When Punjab Grill closed its dining room in March due to the COVID-19 crisis, management at the luxurious modern Indian restaurant in Penn Quarter quickly realized the kitchen would not be operating at full capacity for awhile. As the team discussed what it could do with the resources available, the idea of creating langar, a community meal offered in Sikh temples, came to mind even before the decision to start offering takeout and delivery.
For Chef Jassi Bindra, it was an obvious and meaningful idea. The pandemic is devastating to different people in many ways. “If we can help with something as important as hunger, it’s a blessing for everyone,” he says.
Langar, an essential aspect of the Sikh community, is the free meal shared by everyone who comes to the gurdwara, the Sikh place of worship. Traditionally, attendees sit at an equal level on the floor and eat the same meal. Beyond a free meal, the ritual represents equality. It’s rooted in a rejection of the caste system in India. In a gurdwara, the kitchen is typically supported by volunteers, who also take part in serving the meal, irrespective of whether they are Sikh or not.
As a Sikh person, Bindra says that the “langar tradition is truly in my veins.” He has been involved in many langar meals at Sikh temples in his hometown of Kanpur, India, since childhood.
“Wherever there are difficult times, Sikh people try to reach [out] and provide langar to the needful,” Bindra says. ”Now when things are tough with the pandemic, the team is very passionate about providing an essential service to those in need.”

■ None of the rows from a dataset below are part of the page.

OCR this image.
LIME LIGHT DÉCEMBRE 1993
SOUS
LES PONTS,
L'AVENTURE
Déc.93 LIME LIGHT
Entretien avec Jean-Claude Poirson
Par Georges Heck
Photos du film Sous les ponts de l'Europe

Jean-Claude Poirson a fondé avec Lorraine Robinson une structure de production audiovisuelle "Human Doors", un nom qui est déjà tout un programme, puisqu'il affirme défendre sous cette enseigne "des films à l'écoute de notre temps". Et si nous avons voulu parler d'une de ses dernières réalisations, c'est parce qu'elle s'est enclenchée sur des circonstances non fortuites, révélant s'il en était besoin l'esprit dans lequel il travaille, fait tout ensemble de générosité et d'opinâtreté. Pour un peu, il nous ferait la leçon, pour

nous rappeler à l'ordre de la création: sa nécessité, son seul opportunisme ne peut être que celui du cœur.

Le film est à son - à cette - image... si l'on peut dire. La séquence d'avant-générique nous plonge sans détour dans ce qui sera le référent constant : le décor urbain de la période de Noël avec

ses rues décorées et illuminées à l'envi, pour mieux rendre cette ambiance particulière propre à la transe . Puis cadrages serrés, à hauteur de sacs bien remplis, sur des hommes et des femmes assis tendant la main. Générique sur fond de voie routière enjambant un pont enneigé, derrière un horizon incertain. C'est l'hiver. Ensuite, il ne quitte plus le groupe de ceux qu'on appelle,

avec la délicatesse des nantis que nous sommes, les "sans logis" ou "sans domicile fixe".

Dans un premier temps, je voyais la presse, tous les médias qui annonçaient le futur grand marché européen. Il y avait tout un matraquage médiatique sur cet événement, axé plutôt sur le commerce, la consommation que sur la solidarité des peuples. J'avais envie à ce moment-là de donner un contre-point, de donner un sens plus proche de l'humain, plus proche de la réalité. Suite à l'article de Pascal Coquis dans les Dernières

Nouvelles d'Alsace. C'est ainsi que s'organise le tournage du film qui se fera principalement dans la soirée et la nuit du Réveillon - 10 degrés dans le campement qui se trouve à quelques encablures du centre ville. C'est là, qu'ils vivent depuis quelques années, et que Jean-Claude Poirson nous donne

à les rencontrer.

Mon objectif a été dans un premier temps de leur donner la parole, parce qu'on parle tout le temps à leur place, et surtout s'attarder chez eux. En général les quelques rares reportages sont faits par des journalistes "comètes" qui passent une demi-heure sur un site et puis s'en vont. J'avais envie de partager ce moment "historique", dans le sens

Since March 14th, Chef Bindra and team have taken fresh meals to Franklin Park downtown nearly every day to serve lunch to 25 to 30 people experiencing homelessness. Since the opulent North Indian restaurant opened for takeout and delivery, preparing the langar meal has been the kitchen’s first order of business each day. That’s still the case now that the Penn Quarter dining room is open for limited indoor seating. They continue to provide langar meals 5 days a week, usually Wednesday through Sunday.
The langar meal dishes change every day. Some popular items have been butter chicken and rice, chicken naan wraps, vegetable curry and naan, and chicken tikka sandwiches. Occasionally the team also serves non-Indian dishes such as pasta and noodles, keeping in mind the diverse community they serve. Staff members show up in masks and gloves to distribute dishes that are individually wrapped in takeout containers and offered with plastic cutlery.
Bindra says people receiving meals in the park have gotten to know the staff, identifying favorite meals and making requests.
“Most people are familiar with us now and everyone is courteous and kind,” he says. “They also know to maintain 6 feet within the line.”
The chef says that there have been times when passersby have seen them serving meals and spontaneously volunteered to join and help.
Punjab Grill first prepared langar meals over a year ago, when it was preparing to open. The restaurant recently decided to make it a permanent fixture.
“It’s the most rewarding part of our day to provide this aid to these kind people, and wonderful to receive their thanks and blessings for the meals served to them,” Bindra says.